Schwerelosigkeit für alle

Benjamin Bachmaier war schon Tausende von Kilometern im Segelflugzeug unterwegs. Heute gibt er seine Expertise in Königsdorf an junge Leute weiter. Er will zeigen, dass der Sport nicht elitär ist – und auch etwas für Frauen, die im Cockpit noch unterrepräsentiert sind.

Drei Müsliriegel, zwei Semmeln, zwei Stück Traubenzucker, ein Urinalkondom und drei Liter Wasser: Benjamin Bachmaier hat genug Erfahrung, um zu wissen, wie viel Proviant er für einen etwa zehnstündigen Langstreckenflug braucht. Die Wasserversorgung ist dabei am allerwichtigsten. Denn wer mehrere Stunden am Stück völlig isoliert im Cockpit durch die Alpen segelt und dürstet, wird schnell unkonzentriert – und das kann fatale Folgen haben. Mentale und körperliche Fitness sei nämlich wichtiger als handwerkliches Geschick beim Steuern, sagt Bachmaier. Etwa drei Entscheidungen trifft ein Pilot pro Minute. Zeit zum Entspannen bleibt wenig. Die meiste Zeit verbringt man damit, das motorlose Flugzeug in der Luft zu halten.
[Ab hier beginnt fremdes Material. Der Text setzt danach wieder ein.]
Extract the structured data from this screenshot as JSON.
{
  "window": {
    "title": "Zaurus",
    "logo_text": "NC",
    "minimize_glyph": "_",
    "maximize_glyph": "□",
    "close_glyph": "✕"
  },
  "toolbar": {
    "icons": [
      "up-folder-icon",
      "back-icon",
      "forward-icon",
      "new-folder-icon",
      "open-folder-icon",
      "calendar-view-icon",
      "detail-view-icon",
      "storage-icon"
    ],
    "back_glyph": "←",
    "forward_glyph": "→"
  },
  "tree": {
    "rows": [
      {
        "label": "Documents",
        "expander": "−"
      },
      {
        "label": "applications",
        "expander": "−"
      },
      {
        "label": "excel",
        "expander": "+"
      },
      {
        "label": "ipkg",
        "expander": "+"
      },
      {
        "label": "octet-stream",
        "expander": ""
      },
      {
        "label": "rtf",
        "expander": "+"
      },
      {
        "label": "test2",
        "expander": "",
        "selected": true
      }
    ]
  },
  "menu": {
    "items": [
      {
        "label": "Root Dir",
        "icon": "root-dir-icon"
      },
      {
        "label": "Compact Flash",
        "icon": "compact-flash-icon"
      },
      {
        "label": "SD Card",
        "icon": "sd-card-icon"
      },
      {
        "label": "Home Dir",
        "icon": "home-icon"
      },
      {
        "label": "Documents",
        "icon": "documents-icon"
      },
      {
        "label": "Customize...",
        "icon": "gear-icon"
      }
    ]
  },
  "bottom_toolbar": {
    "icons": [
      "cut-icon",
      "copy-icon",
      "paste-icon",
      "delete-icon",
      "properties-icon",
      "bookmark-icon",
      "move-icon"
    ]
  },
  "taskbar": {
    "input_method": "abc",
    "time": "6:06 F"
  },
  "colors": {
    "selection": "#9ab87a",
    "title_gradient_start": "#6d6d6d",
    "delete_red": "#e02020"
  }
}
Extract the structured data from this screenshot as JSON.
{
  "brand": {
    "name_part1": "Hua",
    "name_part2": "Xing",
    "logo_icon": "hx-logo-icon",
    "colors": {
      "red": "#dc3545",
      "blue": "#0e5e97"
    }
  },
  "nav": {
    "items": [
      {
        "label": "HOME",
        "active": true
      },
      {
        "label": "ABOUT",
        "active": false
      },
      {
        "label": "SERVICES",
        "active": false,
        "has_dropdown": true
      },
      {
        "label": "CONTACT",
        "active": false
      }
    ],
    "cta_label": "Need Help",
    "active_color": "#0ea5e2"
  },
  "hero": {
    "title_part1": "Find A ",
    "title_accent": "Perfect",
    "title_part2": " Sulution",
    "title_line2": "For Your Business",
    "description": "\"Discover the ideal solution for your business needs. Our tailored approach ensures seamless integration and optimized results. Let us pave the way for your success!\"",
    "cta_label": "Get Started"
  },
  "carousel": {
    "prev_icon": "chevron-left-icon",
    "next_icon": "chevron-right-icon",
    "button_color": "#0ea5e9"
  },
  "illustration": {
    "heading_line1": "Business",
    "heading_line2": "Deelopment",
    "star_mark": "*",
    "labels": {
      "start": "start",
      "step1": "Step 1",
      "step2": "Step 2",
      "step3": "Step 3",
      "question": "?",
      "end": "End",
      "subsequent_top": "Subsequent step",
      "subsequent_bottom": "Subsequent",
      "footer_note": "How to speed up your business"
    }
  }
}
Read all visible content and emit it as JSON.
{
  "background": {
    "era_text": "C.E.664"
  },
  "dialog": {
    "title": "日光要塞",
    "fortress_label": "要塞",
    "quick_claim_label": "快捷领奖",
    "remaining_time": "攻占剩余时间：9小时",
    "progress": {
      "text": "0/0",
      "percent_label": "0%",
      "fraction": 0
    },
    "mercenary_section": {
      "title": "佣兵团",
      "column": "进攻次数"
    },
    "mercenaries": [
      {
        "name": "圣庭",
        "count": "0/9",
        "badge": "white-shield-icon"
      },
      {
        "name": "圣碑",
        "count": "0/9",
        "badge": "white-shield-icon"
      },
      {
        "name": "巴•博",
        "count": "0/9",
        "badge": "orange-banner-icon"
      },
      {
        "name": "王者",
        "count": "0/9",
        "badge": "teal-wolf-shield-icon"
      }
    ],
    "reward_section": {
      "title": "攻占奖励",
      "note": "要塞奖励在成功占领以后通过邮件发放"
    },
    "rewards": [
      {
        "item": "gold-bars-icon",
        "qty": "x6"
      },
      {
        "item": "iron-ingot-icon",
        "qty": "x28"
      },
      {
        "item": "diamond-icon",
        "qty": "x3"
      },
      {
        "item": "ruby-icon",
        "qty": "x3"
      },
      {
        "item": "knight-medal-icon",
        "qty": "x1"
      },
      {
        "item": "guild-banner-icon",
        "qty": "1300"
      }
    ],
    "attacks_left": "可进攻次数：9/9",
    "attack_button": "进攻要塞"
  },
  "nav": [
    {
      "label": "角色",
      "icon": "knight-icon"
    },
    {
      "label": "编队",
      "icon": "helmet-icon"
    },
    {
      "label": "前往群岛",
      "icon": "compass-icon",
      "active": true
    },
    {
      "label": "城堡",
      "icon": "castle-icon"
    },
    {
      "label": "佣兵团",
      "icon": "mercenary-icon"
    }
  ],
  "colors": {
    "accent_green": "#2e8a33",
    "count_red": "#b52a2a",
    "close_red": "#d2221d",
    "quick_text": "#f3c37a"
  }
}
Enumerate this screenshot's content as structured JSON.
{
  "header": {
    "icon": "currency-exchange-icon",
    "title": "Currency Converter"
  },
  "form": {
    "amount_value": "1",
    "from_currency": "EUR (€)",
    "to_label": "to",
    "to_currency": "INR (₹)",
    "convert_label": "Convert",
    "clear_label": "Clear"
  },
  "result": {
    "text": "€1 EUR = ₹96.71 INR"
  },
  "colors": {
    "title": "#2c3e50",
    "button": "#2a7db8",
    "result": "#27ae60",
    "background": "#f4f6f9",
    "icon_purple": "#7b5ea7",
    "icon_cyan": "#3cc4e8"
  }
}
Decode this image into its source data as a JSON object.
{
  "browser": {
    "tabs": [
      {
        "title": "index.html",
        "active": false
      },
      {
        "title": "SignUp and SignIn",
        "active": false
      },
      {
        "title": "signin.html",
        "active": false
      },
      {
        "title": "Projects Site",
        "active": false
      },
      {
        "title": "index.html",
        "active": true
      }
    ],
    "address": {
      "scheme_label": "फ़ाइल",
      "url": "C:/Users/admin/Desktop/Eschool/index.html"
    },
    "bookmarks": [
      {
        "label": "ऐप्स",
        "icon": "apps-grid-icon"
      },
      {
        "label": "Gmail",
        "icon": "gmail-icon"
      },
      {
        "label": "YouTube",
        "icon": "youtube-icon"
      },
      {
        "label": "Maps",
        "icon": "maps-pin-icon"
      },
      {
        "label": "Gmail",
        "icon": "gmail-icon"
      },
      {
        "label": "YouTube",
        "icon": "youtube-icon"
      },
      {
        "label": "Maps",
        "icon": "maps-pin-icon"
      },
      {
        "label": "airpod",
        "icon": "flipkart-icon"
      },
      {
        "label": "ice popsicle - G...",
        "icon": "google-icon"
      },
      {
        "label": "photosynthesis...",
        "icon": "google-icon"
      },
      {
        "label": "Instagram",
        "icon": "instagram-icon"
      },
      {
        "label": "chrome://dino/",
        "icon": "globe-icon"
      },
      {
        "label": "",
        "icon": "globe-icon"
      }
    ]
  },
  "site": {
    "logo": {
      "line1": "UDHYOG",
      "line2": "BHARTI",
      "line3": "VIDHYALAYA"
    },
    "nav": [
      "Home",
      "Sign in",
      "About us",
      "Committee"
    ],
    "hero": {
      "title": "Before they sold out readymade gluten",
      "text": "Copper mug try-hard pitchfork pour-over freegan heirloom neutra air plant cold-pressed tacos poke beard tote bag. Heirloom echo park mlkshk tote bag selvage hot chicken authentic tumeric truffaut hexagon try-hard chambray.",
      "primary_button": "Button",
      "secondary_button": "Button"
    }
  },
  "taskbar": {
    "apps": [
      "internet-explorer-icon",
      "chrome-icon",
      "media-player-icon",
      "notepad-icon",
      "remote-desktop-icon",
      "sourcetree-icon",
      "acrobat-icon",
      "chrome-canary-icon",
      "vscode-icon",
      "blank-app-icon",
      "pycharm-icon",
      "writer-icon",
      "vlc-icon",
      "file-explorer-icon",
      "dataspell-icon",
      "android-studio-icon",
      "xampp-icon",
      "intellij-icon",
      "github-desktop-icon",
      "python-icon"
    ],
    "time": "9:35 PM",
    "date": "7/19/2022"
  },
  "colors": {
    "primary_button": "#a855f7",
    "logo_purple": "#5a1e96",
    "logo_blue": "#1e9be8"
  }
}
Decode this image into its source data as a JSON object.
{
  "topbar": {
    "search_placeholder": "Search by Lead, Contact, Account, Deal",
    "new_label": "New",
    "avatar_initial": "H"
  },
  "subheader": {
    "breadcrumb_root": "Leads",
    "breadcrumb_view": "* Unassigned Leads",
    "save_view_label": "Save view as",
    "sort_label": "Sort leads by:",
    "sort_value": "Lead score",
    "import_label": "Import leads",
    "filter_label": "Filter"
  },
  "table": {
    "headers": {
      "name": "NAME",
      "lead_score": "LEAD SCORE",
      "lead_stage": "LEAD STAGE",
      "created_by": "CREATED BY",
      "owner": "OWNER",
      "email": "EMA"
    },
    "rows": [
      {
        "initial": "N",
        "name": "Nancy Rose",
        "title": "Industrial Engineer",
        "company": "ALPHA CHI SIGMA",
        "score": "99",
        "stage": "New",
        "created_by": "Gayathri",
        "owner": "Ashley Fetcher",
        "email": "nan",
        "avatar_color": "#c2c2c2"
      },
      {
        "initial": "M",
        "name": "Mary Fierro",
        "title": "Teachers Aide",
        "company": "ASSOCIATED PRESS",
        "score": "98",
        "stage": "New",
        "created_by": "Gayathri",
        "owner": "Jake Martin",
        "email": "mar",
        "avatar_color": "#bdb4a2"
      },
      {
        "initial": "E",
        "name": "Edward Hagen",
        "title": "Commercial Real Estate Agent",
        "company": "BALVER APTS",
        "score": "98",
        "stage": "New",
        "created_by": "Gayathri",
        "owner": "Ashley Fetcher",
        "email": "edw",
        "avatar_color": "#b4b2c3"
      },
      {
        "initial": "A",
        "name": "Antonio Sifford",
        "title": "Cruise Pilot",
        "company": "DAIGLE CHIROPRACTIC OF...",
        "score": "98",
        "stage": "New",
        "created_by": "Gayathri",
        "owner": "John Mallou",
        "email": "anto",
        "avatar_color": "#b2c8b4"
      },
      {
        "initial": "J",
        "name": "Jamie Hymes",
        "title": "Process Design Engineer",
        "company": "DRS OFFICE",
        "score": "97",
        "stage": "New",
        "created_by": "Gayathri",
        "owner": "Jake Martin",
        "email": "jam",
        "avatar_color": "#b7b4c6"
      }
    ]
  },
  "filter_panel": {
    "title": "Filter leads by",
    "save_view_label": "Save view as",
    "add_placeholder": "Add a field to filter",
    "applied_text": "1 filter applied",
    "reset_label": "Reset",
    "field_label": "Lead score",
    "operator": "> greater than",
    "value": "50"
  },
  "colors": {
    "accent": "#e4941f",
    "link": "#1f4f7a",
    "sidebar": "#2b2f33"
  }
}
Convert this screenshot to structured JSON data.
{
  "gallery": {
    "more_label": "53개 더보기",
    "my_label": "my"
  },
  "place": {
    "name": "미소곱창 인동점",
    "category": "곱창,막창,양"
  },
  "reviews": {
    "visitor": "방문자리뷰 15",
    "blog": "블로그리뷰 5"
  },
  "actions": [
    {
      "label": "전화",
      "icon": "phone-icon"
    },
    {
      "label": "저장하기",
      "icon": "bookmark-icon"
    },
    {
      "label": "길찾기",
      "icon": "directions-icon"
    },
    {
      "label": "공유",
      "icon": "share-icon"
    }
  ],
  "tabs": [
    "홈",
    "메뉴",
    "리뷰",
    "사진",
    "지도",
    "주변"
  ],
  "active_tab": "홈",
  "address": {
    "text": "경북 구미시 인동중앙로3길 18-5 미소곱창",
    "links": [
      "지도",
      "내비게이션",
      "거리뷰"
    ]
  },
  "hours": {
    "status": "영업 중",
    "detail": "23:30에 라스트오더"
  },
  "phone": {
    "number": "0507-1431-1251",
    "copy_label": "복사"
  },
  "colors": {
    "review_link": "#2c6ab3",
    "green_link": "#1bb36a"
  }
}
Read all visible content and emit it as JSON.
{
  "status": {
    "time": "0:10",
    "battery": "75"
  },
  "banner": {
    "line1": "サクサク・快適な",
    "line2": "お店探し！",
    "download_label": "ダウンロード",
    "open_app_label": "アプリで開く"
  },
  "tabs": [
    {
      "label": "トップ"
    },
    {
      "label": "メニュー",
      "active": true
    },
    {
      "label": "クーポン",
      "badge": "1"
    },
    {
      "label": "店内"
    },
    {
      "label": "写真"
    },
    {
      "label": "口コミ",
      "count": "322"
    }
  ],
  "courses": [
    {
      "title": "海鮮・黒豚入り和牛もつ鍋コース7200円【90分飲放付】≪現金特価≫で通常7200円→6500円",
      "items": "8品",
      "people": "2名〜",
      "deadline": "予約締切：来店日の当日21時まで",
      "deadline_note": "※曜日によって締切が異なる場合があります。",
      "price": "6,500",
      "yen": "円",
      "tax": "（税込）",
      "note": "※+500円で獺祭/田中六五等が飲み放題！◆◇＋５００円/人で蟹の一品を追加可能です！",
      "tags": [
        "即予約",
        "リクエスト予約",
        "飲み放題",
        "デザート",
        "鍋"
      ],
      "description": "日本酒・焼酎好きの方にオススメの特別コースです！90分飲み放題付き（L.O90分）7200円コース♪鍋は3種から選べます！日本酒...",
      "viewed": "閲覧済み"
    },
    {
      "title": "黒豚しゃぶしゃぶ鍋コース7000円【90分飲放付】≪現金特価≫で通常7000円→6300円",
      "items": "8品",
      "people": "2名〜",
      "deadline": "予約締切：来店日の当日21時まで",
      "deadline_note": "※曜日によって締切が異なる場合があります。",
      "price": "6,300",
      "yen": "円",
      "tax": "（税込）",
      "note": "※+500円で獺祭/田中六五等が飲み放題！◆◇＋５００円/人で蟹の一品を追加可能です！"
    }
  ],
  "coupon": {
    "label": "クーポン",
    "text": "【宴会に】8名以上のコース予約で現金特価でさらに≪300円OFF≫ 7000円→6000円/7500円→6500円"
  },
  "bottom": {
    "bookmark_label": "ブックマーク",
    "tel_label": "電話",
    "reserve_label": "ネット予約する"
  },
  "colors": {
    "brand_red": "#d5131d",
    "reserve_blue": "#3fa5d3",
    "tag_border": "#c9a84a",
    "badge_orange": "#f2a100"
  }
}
Segelfliegen sei eine anspruchsvolle Sportart, die viel Entscheidungs- und Willenskraft abverlange, schwärmt Bachmaier. Der 30-Jährige muss es wissen, schließlich steuert er schon sein halbes Leben lang Segelflieger. In seiner Jugend, am Segelflugzentrum Königsdorf, erwarb Bachmaier den Segelflugschein – und entwickelte eine Leidenschaft für den schwerelosen Sport. Er beschloss, dass das Fliegen in seinem Leben das wichtigste sein sollte und stellte alle anderen Bereiche hintan. Er habe deshalb viel verpasst, was die Gleichaltrigen so erleben, sei nie mit Freunden wandern oder am See gewesen, erzählt er. Und auch die ein oder andere Beziehung sei wegen der Fliegerei in die Brüche gegangen. Bachmaier blieb zum Studium der Luft- und Raumfahrttechnik in München, weil das Gebirge zum Segeln aufregender ist als das Flachland, „dreidimensionaler“, sagt er – wegen der Geländestruktur. Er verdingte sich als Sportsoldat, was es ihm ermöglichte, durch die Welt zu touren, Segelflugcamps zu besuchen, in Schweden und Australien etwa. Heute entwickelt er Autopiloten-Software für Vermessungsdrohnen – und ist wieder zum Segelflugplatz Königsdorf zurück gekehrt, um ehrenamtlich als Fluglehrer zu arbeiten – und um zu fliegen.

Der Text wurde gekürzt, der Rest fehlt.